By "getting it to work" I mean: * creating more value than technical debt, and * producing code that’s structurally sound enough for someone responsible for the architecture to sign off on.

Lately I’ve seen a push toward minimal or nonexistent code review, with the claim that we should move from “validating architecture” to “validating behavior.” In practice, this seems to mean: don’t look at the code; if tests and CI pass, ship it. I can’t see how this holds up long-term. My expectation is that you end up with "spaghetti" code that works on the happy path but accumulates subtle, hard-to-debug failures over time.

When I tried using Codex on my existing codebases, with or without guardrails, half of my time went into fixing the subtle mistakes it made or the duplication it introduced.

Last weekend I tried building an iOS app for pet feeding reminders from scratch. I instructed Codex to research and propose an architectural blueprint for SwiftUI first. Then, I worked with it to write a spec describing what should be implemented and how.

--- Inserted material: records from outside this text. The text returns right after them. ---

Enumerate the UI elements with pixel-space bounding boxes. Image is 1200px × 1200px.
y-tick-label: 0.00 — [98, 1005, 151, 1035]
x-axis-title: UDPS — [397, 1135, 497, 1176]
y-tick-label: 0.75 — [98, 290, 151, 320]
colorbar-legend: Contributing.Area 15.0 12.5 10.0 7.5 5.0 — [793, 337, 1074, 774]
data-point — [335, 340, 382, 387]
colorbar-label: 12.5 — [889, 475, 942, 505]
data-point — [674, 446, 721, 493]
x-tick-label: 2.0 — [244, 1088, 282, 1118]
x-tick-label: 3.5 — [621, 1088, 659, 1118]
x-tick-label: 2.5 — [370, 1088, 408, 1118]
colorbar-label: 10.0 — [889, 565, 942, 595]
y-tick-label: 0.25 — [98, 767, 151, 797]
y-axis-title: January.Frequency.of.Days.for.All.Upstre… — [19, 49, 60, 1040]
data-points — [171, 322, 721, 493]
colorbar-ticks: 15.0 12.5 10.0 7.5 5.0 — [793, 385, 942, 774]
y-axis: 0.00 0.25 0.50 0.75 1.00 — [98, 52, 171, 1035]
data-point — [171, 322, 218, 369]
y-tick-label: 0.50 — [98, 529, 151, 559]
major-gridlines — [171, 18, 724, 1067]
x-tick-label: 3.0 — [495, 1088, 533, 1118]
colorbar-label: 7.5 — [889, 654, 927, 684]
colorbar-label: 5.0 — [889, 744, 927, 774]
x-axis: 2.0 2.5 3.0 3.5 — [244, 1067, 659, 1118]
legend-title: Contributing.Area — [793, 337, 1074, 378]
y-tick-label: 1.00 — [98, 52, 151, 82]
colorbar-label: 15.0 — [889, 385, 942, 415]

The first implementation pass was surprisingly good, although it had a number of bugs. Things went downhill fast, however. I spent the rest of my weekend getting Codex to make things work, fix bugs without introducing new ones, and research best practices instead of making stuff up. Although I made it record new guidelines and guardrails as I found them, things didn't improve. In the end I just gave up.

I personally can't accept shipping unreviewed code. It feels wrong. The product has to work, but the code must also be high-quality.

Comments

damnitbuilds•1h ago
You are asking two very different questions here.

i.e. You are asking a question about whether using agents to write code is net-positive, and then you go on about not reviewing the code agents produce.

I suspect agents are often net-positive AND one has to be review their code. Just like most people's code.

proc0•22m ago
My experience is the same. In short, agents cannot plan ahead, or plan at a high level. This means they have a blindspot for design. Since they cannot design properly, it limits the kind of projects that are viable to smaller scopes (not sure exactly how small but in my experience, extremely small and simple). Anything that exceeds this abstract threshold has a good chance of being a net negative, with most of the code being unmantainable, unextensible, and unreliable.

Anyone who claims AI is great is not building a large or complex enough app, and when it works for their small project, they extrapolate to all possibilities. So because their example was generated from a prompt, it's incorrectly assumed that any prompt will also work. That doesn't necessarily follow.

The reality is that programming is widely underestimated. The perception is that it's just syntax on a text file, but it's really more like a giant abstract machine with moving parts. If you don't see the giant machine with moving parts, chances are you are not going to build good software. For AI to do this, it would require strong reasoning capabilities, that lets it derive logical structures, along with long term planning and simulation of this abstract machine. I predict that if AI can do this then it will be able to do every single other job, including physical jobs as it would be able to reason within a robotic body in the physical world.

To summarize, people are underestimating programming, using their simple projects to incorrectly extrapolate to any possible prompt, and missing the hard part of programming which involves building abstract machines that work on first principles and mathematical logic.